Le code de l’urbanisme soumet à déclaration préalable les travaux ayant pour effet de modifier l’aspect extérieur d’un bâtiment existant. L’installation de panneaux solaires, notamment sur un toit, entraînant une modification de l’aspect extérieur, est donc soumise au régime de la déclaration préalable. L’installation de panneaux solaires lorsqu’elle est projetée sur les immeubles situés dans les espaces protégés pour leur intérêt patrimonial tels que les sites patrimoniaux remarquables ou les abords de monuments historiques, nécessite que la déclaration préalable soit transmise à l’architecte des Bâtiments de France (ABF) pour expertise et accord. Il est indispensable de concilier les politiques en matière de conservation du patrimoine et celles en faveur du développement durable, notamment l’énergie solaire. Les services du ministère de la culture entretiennent un dialogue étroit avec ceux du ministère de la transition écologique et solidaire sur cette question.
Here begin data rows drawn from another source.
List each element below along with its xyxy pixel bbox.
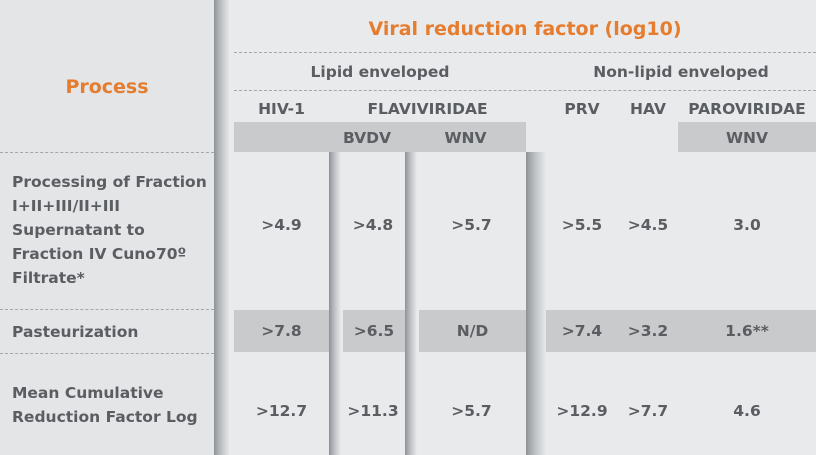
flaviviridae-subheader-band: [234, 122, 526, 152]
cell-r2-bvdv: >6.5: [353, 322, 395, 340]
divider-shadow-bvdv: [329, 152, 341, 455]
title-divider: [234, 52, 816, 53]
cell-r3-bvdv: >11.3: [347, 402, 399, 420]
row-label-pasteurization: Pasteurization: [12, 323, 139, 341]
process-column-panel: [0, 0, 214, 455]
row1-divider-left: [0, 309, 214, 310]
process-header: Process: [65, 76, 149, 98]
cell-r1-hiv1: >4.9: [261, 216, 302, 234]
cell-r2-parvo: 1.6**: [725, 322, 769, 340]
lipid-enveloped-header: Lipid enveloped: [310, 63, 450, 81]
cell-r3-parvo: 4.6: [733, 402, 761, 420]
divider-shadow-wnv: [405, 152, 417, 455]
table-title: Viral reduction factor (log10): [368, 18, 682, 40]
nonlipid-enveloped-header: Non-lipid enveloped: [593, 63, 769, 81]
cell-r2-prv: >7.4: [561, 322, 603, 340]
cell-r3-hiv1: >12.7: [255, 402, 308, 420]
cell-r1-bvdv: >4.8: [352, 216, 394, 234]
col-paroviridae: PAROVIRIDAE: [688, 100, 806, 118]
col-bvdv: BVDV: [342, 129, 392, 147]
cell-r1-prv: >5.5: [561, 216, 603, 234]
cell-r2-hiv1: >7.8: [261, 322, 302, 340]
cell-r1-wnv: >5.7: [451, 216, 492, 234]
cell-r3-wnv: >5.7: [451, 402, 492, 420]
col-hiv1: HIV-1: [258, 100, 305, 118]
cell-r1-parvo: 3.0: [733, 216, 761, 234]
cell-r2-wnv: N/D: [456, 322, 489, 340]
col-wnv: WNV: [444, 129, 487, 147]
cell-r3-prv: >12.9: [556, 402, 608, 420]
group-divider: [234, 90, 816, 91]
col-hav: HAV: [630, 100, 666, 118]
row-label-mean-cumulative: Mean Cumulative Reduction Factor Log: [12, 384, 198, 426]
row2-divider-left: [0, 353, 214, 354]
divider-shadow-nonlipid: [526, 152, 546, 455]
col-prv: PRV: [564, 100, 600, 118]
paroviridae-subheader-band: [678, 122, 816, 152]
cell-r2-hav: >3.2: [627, 322, 669, 340]
header-divider-left: [0, 152, 214, 153]
cell-r3-hav: >7.7: [627, 402, 669, 420]
row-label-processing: Processing of Fraction I+II+III/II+III S…: [12, 173, 207, 287]
col-flaviviridae: FLAVIVIRIDAE: [367, 100, 488, 118]
divider-shadow-main: [214, 0, 230, 455]
cell-r1-hav: >4.5: [627, 216, 669, 234]
col-paroviridae-wnv: WNV: [725, 129, 769, 147]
L’ABF demeure à la disposition des demandeurs en amont du dépôt d’une autorisation de travaux afin de les conseiller et de les orienter dans la conception de leur projet, notamment lorsqu’il s’agit d’énergies renouvelables. La mission de conseil de l’ABF fait d’ailleurs partie des axes de la stratégie pluriannuelle en faveur du patrimoine, que la ministre a récemment présentée. Enfin, dans l’hypothèse où un demandeur souhaiterait contester l’avis rendu par l’ABF sur son dossier, il peut toujours faire appel en cas de refus d’autorisation de travaux. L’autorité compétente en matière d’urbanisme peut également faire appel de cet avis.